The MSM portrays adoption as a concept as a total win-win. A child in foster care, an orphan in a third-world country, or an infant born to a somehow unfit mother finds a family. Maybe the child wouldn’t have been in foster care if this country provided better support for families. Maybe that orphan has parents in that third-world country who are now wondering what happened to their child. That infant? Well, there’s competition to adopt her, and her birth mother is probably a perfectly acceptable parent, thank you very much. Adoptee and birth parent narratives are rarely given any column width. When they are, only the “happy” ones need apply for the space. Adoptive parents dominate the scene, and always with a woe-is-me story of infertility or gay civil rights issues. We’re the ones who have it so hard, because we have to fill out mountains of paperwork . . . blah blah blah.
I can show you an example of a story that demonstrates all of these major problems: “Adopting in the US has more heartache than you’d imagine.”
– Woe is me story?
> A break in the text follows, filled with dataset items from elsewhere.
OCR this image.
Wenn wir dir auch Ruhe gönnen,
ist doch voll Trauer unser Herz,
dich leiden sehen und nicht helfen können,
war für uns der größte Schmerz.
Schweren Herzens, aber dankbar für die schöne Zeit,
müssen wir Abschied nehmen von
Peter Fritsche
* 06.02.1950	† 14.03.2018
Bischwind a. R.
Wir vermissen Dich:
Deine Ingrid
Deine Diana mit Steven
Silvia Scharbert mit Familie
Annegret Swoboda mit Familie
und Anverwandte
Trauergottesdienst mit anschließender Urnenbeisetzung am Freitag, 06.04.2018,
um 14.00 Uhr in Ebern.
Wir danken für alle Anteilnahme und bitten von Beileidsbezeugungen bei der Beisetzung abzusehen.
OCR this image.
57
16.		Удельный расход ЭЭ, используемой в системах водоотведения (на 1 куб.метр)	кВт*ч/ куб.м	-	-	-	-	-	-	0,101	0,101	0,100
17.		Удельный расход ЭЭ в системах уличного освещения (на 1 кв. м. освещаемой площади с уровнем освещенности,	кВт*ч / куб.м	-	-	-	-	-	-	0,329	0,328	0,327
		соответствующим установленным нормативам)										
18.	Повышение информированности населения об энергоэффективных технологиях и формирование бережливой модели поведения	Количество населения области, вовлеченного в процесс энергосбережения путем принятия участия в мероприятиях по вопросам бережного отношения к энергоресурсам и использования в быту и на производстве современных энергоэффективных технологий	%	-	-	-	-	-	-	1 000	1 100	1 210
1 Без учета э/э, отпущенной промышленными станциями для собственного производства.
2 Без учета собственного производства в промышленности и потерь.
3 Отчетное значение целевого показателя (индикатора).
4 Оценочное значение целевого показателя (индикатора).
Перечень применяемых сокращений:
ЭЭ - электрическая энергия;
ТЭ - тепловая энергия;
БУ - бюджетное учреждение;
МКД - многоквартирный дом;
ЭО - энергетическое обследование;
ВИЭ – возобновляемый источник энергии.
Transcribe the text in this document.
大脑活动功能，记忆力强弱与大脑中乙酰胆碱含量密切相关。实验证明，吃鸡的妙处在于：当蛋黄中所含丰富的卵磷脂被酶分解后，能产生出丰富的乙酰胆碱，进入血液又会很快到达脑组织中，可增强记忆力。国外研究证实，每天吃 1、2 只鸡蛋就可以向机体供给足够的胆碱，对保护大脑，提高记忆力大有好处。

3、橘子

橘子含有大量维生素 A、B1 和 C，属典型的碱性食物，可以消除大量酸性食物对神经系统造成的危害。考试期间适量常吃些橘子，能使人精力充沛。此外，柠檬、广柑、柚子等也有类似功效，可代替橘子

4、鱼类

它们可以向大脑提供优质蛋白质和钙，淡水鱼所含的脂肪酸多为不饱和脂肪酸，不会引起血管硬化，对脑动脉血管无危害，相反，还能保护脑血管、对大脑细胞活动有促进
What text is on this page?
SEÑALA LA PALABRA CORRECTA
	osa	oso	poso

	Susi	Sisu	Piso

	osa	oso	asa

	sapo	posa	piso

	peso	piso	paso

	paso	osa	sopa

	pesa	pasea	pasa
Check! The APs “longed to start a family, but adopting a child in the US proved to be more difficult than they ever imagined.”
– Total lack of concern for adoption law? Check! The baby “officially became ours at 2 days old.” And a whole slew of misinformation about birth mother expenses and Louisiana adoption law.
– Adoption is awesome? Check! “Even though it’s an emotional journey, [the APs] would recommend adoption to anyone willing to take the ride.”
– No devilish details? Check! Their daughter’s birth father isn’t mentioned and there’s no information from the birth family’s perspective at all.
(As an aside, I really hope those parents aren’t as shallow as this article paints them.)
Consequences, shmonsequences
What are the consequences of the MSM’s portrayal of adoption? The general public continues to believe that what they read is The Truth (TM). Birth fathers are the big bad wolves who stand in the way of forming happy families. Adoptive parents are rich and birth mothers are trying to wrest every last penny they can from them. Open adoption and specifically birth mothers, are very scary. While the adoption process is fraught with peril (what if the birth mother changes her mind?!?), the act of adoption is beautiful and entirely happy for everyone.
The honest truth is so much different. If you want to learn about adoption, don’t read what these so-called “journalists” have to say. Read the “mommy bloggers” – and not just adoptive mommies! Find some birth mommies and adoptee mommies and daddies too. Adoption is complicated. The MSM just can’t seem to handle it.